GEMI (Gemini Space Station) enters the final stretch before its June 15 earnings with a week of genuine data shifts — short sellers have pulled back, borrow has eased from its tightest levels, yet options positioning has flipped sharply more defensive.
The most notable development since last week's note is that the borrow market, which had completely seized up at 0% availability on May 19-20, has partially reopened. Availability climbed back to 4.1% by May 26 — still extremely tight (fewer than one share available for every 24 borrowed), but no longer the complete lockout reported eight days ago. Cost to borrow has correspondingly eased, falling to 4.84% from 6.17% on May 18 — a 32% drop over the month. Shares short also declined about 9.4% on the week to 7.95 million, reversing part of the sharp build that peaked mid-month. The ORTEX short score has edged down to 73.9 from 74.8 on May 18, still ranking in the bottom 3rd percentile of all stocks, meaning extreme short pressure remains the dominant positioning story even as the acute squeeze conditions of last week ease somewhat.
Options positioning has moved in the opposite direction to the softening borrow market. The put/call ratio rose to 0.44 by May 26 — more than two standard deviations above its 20-day mean of 0.36, the highest defensive reading since late last year. That is a clear shift from the 52-week low of 0.31 recorded on May 18, when options traders were leaning aggressively bullish. In one week, the options tone has swung from maximum optimism to its most cautious posture in months. The stock's 7.4% single-day drop on May 26 and a 3.4% loss on the week, to $4.78, likely accelerated that rotation into puts.

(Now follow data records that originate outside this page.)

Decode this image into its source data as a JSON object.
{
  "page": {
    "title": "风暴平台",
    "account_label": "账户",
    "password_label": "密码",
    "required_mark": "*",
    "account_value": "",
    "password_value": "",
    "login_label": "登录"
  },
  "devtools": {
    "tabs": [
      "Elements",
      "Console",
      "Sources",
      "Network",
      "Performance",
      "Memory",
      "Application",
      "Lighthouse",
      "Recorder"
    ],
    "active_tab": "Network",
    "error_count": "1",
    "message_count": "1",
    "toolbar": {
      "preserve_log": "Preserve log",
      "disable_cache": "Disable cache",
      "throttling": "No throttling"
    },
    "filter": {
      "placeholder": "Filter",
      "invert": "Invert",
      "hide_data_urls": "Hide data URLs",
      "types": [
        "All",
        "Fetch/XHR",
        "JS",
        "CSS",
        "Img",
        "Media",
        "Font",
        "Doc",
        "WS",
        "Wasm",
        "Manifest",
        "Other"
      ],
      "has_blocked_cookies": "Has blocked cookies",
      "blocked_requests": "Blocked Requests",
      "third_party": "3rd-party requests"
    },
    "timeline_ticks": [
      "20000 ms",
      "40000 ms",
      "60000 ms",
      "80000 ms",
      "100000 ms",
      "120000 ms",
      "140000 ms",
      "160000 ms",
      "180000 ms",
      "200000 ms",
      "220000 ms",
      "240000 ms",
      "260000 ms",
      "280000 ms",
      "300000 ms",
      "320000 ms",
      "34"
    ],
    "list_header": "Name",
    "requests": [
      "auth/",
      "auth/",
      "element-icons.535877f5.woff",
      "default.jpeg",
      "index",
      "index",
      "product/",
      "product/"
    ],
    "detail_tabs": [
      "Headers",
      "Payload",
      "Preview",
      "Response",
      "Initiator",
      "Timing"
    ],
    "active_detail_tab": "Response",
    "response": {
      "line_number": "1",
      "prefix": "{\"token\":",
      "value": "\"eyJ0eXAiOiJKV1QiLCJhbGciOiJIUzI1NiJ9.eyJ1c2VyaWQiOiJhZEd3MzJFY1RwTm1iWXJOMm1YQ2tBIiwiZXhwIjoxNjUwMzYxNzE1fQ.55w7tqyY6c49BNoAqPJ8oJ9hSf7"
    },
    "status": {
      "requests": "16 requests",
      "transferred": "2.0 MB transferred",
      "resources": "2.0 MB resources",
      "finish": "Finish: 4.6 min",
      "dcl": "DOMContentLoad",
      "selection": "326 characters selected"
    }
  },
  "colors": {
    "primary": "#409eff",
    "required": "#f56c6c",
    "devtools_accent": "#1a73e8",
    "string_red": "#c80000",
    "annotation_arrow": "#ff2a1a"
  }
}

The analyst picture is structurally bearish despite one holdout. The dominant trend in recent months has been aggressive target-price cuts: Morgan Stanley slashed its target from $13 to $6, Evercore ISI halved its target to $5, and Citigroup — which downgraded to Sell in March — further cut to $4 in late April. Goldman Sachs made two successive reductions, most recently to $5.75. Rosenblatt maintained its Buy and $9 target as recently as May 18, holding out as the lone bull on current price levels. The mean target of $8.65 implies roughly 81% upside to the May 26 close, but with multiple analysts anchoring below $6, that average flatters the consensus. The bear case centres on declining trading volumes, competition from traditional finance entering digital assets, and sustained operating losses — the negative P/E and EV/EBITDA multiples confirm the company is not yet profitable.

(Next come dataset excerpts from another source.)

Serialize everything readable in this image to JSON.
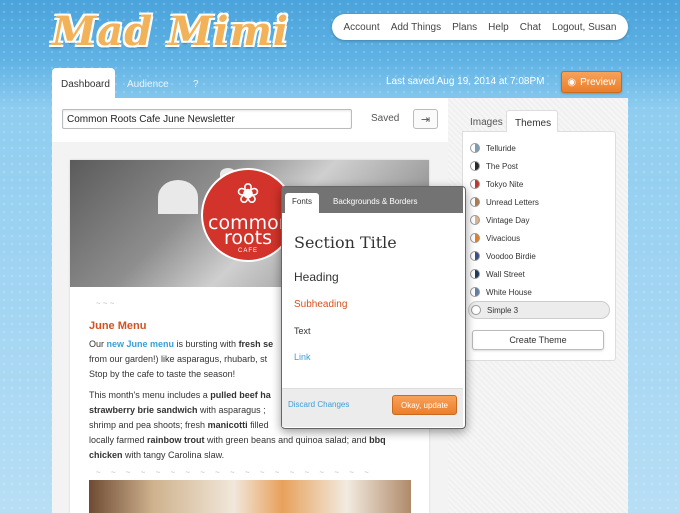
{
  "app": {
    "logo": "Mad Mimi"
  },
  "topnav": [
    "Account",
    "Add Things",
    "Plans",
    "Help",
    "Chat",
    "Logout, Susan"
  ],
  "tabs": {
    "dashboard": "Dashboard",
    "audience": "Audience",
    "help": "?"
  },
  "status": {
    "last_saved": "Last saved Aug 19, 2014 at 7:08PM",
    "preview": "Preview"
  },
  "editor": {
    "title_value": "Common Roots Cafe June Newsletter",
    "saved": "Saved",
    "exit_icon": "exit-icon"
  },
  "sidebar": {
    "tabs": [
      "Images",
      "Themes"
    ],
    "themes": [
      {
        "name": "Telluride",
        "color": "#7a9fb5"
      },
      {
        "name": "The Post",
        "color": "#2b2b2b"
      },
      {
        "name": "Tokyo Nite",
        "color": "#c0392b"
      },
      {
        "name": "Unread Letters",
        "color": "#b07a4a"
      },
      {
        "name": "Vintage Day",
        "color": "#d9b48a"
      },
      {
        "name": "Vivacious",
        "color": "#e67e22"
      },
      {
        "name": "Voodoo Birdie",
        "color": "#3d4e8a"
      },
      {
        "name": "Wall Street",
        "color": "#1f3a5a"
      },
      {
        "name": "White House",
        "color": "#5d7fa8"
      },
      {
        "name": "Simple 3",
        "color": "#ffffff"
      }
    ],
    "create_theme": "Create Theme"
  },
  "newsletter": {
    "logo_line1": "common",
    "logo_line2": "roots",
    "logo_line3": "CAFE",
    "date": "~    ~    ~",
    "heading": "June Menu",
    "p1": {
      "a": "Our ",
      "link": "new June menu",
      "b": " is bursting with ",
      "bold": "fresh se",
      "c": "from our garden!) like asparagus, rhubarb, st",
      "d": "Stop by the cafe to taste the season!"
    },
    "p2": {
      "a": "This month's menu includes a ",
      "b1": "pulled beef ha",
      "l2b": "strawberry brie sandwich",
      "l2c": " with asparagus ;",
      "l3": "shrimp and pea shoots; fresh ",
      "l3b": "manicotti",
      "l3c": " filled",
      "l4": "locally farmed ",
      "l4b": "rainbow trout",
      "l4c": " with green beans and quinoa salad; and ",
      "l4d": "bbq",
      "l5b": "chicken",
      "l5c": " with tangy Carolina slaw."
    },
    "divider": "~ ~ ~ ~ ~ ~ ~ ~ ~ ~ ~ ~ ~ ~ ~ ~ ~ ~ ~"
  },
  "popup": {
    "tabs": [
      "Fonts",
      "Backgrounds & Borders"
    ],
    "section_title": "Section Title",
    "heading": "Heading",
    "subheading": "Subheading",
    "text": "Text",
    "link": "Link",
    "discard": "Discard Changes",
    "ok": "Okay, update"
  },
  "colors": {
    "accent": "#ec7e2a",
    "link": "#3a9fd8",
    "subheading": "#d5501f"
  }
}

One ownership event stands out. On May 14, an insider entity recorded as a family-owned company bought 7.14 million shares at $14.00 per share — a $100 million transaction. That price, $14, is more than double the current trading level of $4.78, and the purchase now sits deep underwater. The Winklevoss Capital entity holds 68.97% of shares, and this transaction added roughly 16% of the company at a price far above current market. Net insider buying over 90 days totals approximately $100.4 million. Against that, the Acting CFO sold 11,700 shares at $5.05 on May 20 — a small and low-significance transaction, but one pointing in the opposite direction.
The next test is June 15 earnings. The last two earnings events both produced double-digit single-day moves — a 13.4% jump in May following the most recent print. With availability still deep in the "very tight" zone, an earnings-driven short-cover rush would face a structurally constrained borrow pool. The watch point is whether options positioning — now decisively defensive — continues to build toward the print, and whether availability tightens back toward zero or opens up further as the date approaches.